By the National Collegiate Athletic Association’s
own estimate, 61 percent of student athletes last year were white. At elite colleges, that number is even higher: 65 percent in the Ivy League, not including international students, and 79 percent in the Division III New England Small College Athletic Conference, which includes elite liberal-arts colleges like Williams College and Amherst College. As Harvard
heads to court to fend off allegations that it
discriminates against Asian American applicants, the plaintiffs behind the case have released to the public reams and reams of data analyzing the school’s admissions process. They allege that one factor used in admissions, called “personal rating,” systematically disadvantages Asian American students. But tucked into the
168-page analysis of Harvard’s admissions data is a curious statistic about another nonacademic factor considered by the school: athletics.
All applicants to Harvard are ranked on a scale of one to six based on their academic qualifications, and athletes who scored a four were accepted at a rate of about 70 percent. Yet the admit rate for nonathletes with the same score was 0.076 percent—nearly 1,000 times lower. Similarly, 83 percent of athletes with a top academic score got an acceptance letter,
compared to 16 percent of nonathletes. Legacy admissions policies get a
lot of flak for privileging white applicants, but athletes have a much bigger effect on admissions, and make up a much bigger percentage of the class. And it’s not just Harvard—in 2002, James Schulman and former Princeton University President William Bowen looked at 30 selective colleges and
found that athletes were given a 48 percent boost in admissions, compared to 25 percent for legacies and 18 percent for racial minorities.

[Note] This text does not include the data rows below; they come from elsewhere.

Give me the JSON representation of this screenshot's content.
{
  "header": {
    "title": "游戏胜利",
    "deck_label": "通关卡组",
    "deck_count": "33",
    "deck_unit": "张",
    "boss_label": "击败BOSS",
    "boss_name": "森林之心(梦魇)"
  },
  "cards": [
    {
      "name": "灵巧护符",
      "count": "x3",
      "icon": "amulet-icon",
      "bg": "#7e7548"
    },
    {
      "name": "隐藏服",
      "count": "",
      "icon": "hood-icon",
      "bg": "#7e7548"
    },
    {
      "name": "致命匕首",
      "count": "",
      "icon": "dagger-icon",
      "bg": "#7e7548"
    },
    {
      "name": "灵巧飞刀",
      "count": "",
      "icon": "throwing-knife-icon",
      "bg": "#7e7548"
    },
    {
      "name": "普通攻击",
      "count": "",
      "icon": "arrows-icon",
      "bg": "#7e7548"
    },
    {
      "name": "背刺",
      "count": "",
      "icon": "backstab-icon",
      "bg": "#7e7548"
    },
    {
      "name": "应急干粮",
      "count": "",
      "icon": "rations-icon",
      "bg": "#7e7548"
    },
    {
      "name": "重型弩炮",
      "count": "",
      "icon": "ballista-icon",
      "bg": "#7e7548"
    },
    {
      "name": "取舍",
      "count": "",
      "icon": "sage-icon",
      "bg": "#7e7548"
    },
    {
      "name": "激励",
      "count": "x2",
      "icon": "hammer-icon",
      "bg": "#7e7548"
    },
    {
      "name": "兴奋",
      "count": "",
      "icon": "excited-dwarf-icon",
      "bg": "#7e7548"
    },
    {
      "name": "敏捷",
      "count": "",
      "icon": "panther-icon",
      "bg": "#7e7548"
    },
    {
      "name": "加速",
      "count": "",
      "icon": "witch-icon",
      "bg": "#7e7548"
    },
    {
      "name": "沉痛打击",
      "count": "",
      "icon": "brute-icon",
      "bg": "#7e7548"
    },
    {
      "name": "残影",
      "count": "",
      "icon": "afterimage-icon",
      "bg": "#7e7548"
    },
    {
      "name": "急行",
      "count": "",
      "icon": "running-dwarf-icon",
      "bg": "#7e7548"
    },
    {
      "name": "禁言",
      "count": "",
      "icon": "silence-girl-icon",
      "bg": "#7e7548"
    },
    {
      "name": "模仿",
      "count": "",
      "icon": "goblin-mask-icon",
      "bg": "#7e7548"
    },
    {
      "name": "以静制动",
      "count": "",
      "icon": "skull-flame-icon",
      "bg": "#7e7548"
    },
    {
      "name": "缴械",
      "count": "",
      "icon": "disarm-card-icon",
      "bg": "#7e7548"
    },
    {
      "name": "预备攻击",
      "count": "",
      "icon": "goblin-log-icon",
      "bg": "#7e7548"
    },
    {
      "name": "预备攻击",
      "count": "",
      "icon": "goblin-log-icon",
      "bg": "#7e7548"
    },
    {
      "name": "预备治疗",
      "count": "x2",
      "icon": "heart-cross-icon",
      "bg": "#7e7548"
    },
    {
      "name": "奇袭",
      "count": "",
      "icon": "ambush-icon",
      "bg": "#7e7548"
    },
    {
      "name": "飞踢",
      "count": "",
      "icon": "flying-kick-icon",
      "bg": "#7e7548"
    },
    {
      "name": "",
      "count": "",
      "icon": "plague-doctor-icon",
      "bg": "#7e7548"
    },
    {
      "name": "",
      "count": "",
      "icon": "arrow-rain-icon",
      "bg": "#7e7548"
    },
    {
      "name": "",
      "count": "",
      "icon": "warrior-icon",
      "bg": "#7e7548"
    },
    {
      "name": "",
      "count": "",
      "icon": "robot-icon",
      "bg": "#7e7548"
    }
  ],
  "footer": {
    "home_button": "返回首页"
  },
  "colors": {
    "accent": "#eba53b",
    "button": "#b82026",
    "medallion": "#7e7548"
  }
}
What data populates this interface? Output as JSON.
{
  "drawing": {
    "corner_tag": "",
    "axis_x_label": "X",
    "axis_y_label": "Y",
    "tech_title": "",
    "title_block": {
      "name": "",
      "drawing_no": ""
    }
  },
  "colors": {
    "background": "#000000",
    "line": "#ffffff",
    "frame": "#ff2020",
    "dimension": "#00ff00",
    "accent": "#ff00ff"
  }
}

Read: What the Harvard trial is really about
Put another way, college sports at elite schools are a quiet sort of affirmative action for affluent white kids, and play a big role in keeping these institutions so stubbornly white and affluent. What makes this all the more perplexing, says John Thelin, a historian of higher education at the University of Kentucky, is that “no other nation has the equivalent of American college sports.” It’s a particular quirk of the American higher-education system that ultimately has major ramifications for who gets in—and who doesn’t—to selective colleges.
When it comes to college athletics, football and basketball command the most public attention, but in the background is a phalanx of lower-profile sports favored by white kids, which often cost a small fortune for a student participating at a top level. Ivy League sports like sailing, golf, water polo, fencing, and lacrosse aren’t typically staples of urban high schools with big nonwhite populations; they have entrenched reputations as suburban, country-club sports. According to the NCAA, of the 232 Division I sailors last year, none
were black. Eighty-five percent of college lacrosse players
were white, as well as 90 percent of ice-hockey players.